Гинек, высокий, с могучей шеей и широким лицом, стоял прямо. В глазах у него блестели слезы. В эти минуты перед Гинеком промелькнула вся жизнь. Вспомнил детство. По утрам в его сон вторгался шумный хор мужских голосов — это пели пекари. Он так привык к этому пению, что проснулся бы, если бы его не было слышно… Гинек выпрямился, в последней улыбке приоткрыл крепкие зубы и так и остался улыбаться, потому что в эту секунду у него из-под ног выбили скамейку…

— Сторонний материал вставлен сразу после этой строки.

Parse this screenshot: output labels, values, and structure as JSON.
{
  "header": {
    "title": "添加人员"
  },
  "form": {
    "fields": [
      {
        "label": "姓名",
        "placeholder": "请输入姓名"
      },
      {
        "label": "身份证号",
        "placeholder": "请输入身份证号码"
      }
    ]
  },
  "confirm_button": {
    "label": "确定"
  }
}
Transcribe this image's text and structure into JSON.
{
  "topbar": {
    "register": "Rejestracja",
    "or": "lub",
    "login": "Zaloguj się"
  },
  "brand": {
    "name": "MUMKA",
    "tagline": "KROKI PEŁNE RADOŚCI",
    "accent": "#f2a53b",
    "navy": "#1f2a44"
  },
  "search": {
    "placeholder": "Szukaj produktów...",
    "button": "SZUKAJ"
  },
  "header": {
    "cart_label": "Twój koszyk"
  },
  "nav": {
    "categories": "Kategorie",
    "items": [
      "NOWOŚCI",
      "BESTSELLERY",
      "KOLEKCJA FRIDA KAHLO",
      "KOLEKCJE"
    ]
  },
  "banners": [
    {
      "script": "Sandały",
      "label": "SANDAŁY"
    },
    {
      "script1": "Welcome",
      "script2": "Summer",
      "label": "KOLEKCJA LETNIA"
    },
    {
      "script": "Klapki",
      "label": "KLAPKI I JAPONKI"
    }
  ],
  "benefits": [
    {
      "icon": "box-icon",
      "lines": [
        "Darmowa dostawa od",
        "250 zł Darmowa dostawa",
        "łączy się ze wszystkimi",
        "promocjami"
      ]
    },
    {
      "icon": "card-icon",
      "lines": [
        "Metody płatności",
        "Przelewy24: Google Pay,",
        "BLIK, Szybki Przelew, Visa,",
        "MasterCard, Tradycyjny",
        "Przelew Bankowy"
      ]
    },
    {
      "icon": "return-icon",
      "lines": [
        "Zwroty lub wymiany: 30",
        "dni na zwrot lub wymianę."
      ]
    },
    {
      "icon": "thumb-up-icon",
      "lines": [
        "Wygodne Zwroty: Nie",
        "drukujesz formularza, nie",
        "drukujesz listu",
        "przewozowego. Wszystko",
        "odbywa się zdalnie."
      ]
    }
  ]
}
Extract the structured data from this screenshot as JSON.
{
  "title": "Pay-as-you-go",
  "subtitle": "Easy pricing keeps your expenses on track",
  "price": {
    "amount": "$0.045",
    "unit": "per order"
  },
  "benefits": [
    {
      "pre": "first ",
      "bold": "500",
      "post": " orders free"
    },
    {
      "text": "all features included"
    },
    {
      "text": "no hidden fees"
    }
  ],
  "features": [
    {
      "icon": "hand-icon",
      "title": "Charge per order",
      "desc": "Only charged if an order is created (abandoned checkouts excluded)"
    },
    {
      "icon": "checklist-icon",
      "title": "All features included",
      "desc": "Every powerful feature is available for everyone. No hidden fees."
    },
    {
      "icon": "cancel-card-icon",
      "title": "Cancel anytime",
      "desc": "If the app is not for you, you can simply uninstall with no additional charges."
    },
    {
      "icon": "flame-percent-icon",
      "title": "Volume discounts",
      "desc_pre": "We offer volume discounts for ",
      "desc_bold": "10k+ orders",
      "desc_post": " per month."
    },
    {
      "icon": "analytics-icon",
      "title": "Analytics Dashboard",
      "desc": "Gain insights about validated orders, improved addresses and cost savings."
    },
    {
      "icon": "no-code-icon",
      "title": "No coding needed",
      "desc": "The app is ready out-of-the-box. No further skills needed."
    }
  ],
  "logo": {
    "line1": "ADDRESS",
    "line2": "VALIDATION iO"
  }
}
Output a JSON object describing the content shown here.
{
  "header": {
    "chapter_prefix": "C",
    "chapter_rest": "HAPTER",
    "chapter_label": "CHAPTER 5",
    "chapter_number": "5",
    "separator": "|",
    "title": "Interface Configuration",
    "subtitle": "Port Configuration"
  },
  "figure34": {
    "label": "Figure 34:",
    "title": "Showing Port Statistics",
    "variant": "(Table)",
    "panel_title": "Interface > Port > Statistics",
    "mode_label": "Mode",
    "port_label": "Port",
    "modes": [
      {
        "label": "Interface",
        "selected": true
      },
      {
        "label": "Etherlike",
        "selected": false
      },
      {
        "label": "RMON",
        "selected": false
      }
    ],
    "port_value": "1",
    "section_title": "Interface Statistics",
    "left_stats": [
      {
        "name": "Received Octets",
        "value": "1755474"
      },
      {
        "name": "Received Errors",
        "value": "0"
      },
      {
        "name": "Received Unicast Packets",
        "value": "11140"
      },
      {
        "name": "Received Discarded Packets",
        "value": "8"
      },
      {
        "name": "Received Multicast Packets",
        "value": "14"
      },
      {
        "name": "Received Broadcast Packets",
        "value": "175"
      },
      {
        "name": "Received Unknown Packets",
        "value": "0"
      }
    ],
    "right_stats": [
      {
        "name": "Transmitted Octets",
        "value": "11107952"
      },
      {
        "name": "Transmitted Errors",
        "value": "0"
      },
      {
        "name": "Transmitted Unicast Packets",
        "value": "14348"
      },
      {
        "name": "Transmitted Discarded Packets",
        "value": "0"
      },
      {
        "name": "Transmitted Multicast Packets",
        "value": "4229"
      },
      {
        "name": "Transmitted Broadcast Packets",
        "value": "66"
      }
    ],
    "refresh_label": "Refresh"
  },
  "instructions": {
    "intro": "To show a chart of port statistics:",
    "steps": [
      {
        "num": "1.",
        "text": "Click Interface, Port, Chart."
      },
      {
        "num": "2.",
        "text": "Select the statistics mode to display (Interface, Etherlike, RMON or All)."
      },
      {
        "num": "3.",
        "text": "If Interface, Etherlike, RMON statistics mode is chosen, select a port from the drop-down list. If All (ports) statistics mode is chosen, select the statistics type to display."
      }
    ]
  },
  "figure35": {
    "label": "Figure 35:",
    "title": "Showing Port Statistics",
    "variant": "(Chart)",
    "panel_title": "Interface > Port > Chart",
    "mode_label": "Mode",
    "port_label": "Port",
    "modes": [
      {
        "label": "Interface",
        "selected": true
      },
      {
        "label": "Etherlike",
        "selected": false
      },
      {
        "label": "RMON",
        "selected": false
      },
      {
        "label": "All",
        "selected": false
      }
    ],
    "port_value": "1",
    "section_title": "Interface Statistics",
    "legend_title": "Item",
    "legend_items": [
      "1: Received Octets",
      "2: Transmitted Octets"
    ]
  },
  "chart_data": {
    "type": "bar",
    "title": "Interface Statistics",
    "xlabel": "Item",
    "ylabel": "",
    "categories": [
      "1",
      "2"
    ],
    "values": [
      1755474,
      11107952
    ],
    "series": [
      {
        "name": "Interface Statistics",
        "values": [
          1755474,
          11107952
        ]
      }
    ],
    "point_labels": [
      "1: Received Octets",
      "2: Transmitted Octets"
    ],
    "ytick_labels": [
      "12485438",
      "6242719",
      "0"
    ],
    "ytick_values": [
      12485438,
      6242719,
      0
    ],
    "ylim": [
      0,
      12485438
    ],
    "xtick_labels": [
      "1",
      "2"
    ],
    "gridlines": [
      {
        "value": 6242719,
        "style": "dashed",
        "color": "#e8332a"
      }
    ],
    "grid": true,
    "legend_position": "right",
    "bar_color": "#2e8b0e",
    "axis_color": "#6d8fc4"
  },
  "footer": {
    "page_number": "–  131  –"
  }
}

Потом автобус с жандармами направился к деревне Кнегине. По деревне уже разнеслось, что вешают пекаря Каменчака и торговца Гынчицу, и в Кнегине собрались люди. Они наблюдали издали, как Гынчицу выводили из автобуса возле его лавки. Но с трудом узнали его — так был он изувечен.
Торговца Гынчицу никто никогда не считал героем. То, что он делал для партизан — а это было немало, — он и сам воспринимал как нечто само собой разумеющееся. Он полагал, что так же поступил бы каждый оказавшийся на его месте. Он выдержал и пытки, и побои. Никого не выдал. Но когда он увидел, как умирает Гинек, все в нем словно оборвалось…
Эсэсовцы вбили железную скобу в телеграфный столб, на который столько лет смотрел Гынчица, стоя за прилавком, и на нем повесили его.
Папрскаржа, как это ни странно, немцы почему-то не разыскивали. Тем не менее он продолжал оставаться у Винцека и Терезки Малиновых. Лишь время от времени он отправлялся на велосипеде домой. У них с Милушкой был условный знак: если на окне будет стоять белая коробка от башмаков, значит, все в порядке. Иногда он даже оставался ночевать. Но спал настороженно. Каждый шорох пугал его.